Sentiu primeiro o nariz se enchendo de água; depois o couro cabe­ludo, quando então se encolheu de frio. A garganta gorgolejou e o as­fixiou, ele sufocava e arquejava ao mesmo tempo.

A cabeça e o pescoço haviam acabado de ser submergidas em água fria congelante, a venda ainda não tinha sido removida. Ele sentiu o pei­to contrair-se com o choque, o coração disparando. À força e no escuro, portanto, sem aviso, fora enfiado naquele líquido gelado. Ficou ali por cinco ou dez segundos, os ombros seguros para impedi-lo de erguer-se em busca de ar; tempo suficiente para que as narinas se enchessem e a água viajasse pelos sínus até o cérebro. Seria essa a sensação de asfixia?
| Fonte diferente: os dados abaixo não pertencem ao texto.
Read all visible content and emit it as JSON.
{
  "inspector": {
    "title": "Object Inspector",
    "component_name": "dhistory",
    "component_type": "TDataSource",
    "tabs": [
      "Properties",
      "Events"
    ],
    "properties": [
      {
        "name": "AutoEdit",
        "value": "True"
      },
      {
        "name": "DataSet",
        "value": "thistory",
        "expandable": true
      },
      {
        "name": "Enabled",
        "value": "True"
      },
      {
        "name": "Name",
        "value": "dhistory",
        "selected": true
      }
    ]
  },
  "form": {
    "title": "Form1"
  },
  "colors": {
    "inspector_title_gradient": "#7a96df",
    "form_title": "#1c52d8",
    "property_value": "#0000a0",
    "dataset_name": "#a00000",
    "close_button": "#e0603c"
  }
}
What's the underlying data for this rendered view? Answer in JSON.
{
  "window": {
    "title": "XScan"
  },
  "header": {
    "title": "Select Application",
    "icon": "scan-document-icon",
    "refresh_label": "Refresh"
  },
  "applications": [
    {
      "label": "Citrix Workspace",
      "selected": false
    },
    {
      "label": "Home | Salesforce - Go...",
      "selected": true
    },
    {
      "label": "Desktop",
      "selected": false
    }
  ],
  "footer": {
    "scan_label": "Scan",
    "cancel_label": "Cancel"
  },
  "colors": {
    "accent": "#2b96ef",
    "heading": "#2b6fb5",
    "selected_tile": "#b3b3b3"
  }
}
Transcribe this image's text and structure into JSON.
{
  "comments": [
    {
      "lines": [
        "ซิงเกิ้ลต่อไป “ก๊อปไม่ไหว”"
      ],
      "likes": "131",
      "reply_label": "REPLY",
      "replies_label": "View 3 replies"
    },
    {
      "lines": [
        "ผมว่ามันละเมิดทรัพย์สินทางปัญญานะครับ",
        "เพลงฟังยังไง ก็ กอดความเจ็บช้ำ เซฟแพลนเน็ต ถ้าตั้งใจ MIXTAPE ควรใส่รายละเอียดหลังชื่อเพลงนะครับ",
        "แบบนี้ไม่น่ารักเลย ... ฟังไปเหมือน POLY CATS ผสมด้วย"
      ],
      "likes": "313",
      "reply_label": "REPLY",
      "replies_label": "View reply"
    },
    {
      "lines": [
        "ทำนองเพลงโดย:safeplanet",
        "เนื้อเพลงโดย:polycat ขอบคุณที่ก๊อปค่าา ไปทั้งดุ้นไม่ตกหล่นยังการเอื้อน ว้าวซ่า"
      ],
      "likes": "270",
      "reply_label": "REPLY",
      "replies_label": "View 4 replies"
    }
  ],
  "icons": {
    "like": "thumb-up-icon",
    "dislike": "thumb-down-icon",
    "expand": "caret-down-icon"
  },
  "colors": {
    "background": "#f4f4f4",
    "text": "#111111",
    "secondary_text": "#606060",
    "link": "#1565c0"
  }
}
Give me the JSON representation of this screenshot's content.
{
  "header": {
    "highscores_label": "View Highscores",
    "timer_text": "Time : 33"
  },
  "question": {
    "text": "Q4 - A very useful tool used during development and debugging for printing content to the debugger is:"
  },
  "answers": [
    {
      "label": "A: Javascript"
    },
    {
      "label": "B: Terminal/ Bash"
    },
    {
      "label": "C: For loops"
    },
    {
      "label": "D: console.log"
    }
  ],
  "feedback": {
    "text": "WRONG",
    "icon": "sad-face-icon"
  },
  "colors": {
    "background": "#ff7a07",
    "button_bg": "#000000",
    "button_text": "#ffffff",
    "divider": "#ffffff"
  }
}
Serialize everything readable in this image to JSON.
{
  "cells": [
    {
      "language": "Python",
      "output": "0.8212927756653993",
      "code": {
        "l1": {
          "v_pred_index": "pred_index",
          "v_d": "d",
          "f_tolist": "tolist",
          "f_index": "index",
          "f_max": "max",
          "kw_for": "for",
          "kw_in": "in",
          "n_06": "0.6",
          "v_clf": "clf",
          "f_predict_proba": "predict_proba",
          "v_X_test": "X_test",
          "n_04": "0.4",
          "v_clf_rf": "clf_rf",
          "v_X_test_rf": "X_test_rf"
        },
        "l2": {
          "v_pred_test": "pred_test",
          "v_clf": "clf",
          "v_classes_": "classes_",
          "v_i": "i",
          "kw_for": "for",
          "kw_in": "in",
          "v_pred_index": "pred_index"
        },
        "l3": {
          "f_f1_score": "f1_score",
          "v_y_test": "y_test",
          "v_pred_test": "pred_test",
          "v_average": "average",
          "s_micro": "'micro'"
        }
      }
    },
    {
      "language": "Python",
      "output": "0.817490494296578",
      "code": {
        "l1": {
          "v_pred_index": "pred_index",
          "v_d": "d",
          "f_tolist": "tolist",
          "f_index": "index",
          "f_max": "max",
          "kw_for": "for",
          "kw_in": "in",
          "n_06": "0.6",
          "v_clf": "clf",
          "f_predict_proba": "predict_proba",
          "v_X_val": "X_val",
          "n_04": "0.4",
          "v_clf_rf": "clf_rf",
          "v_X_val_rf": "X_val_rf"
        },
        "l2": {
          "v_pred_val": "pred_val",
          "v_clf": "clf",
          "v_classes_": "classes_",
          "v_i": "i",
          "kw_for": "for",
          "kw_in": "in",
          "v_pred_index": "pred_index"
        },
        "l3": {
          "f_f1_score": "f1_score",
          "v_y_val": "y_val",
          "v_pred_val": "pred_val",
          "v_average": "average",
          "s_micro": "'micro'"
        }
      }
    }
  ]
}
Quando pôde, sorveu o ar, enquanto ainda tossia e vomitava. Mas então as mãos empurraram-no mais uma vez, e ele ficou mais uma vez debaixo da água.

Agora era a temperatura. Seus olhos pareciam contrair-se nas órbi­tas, encolhendo de frio; ele teve certeza de que ouvia todo o seu orga­nismo: veias, artérias e vasos sangüíneos gritando com o trauma da repentina e radical mudança de temperatura.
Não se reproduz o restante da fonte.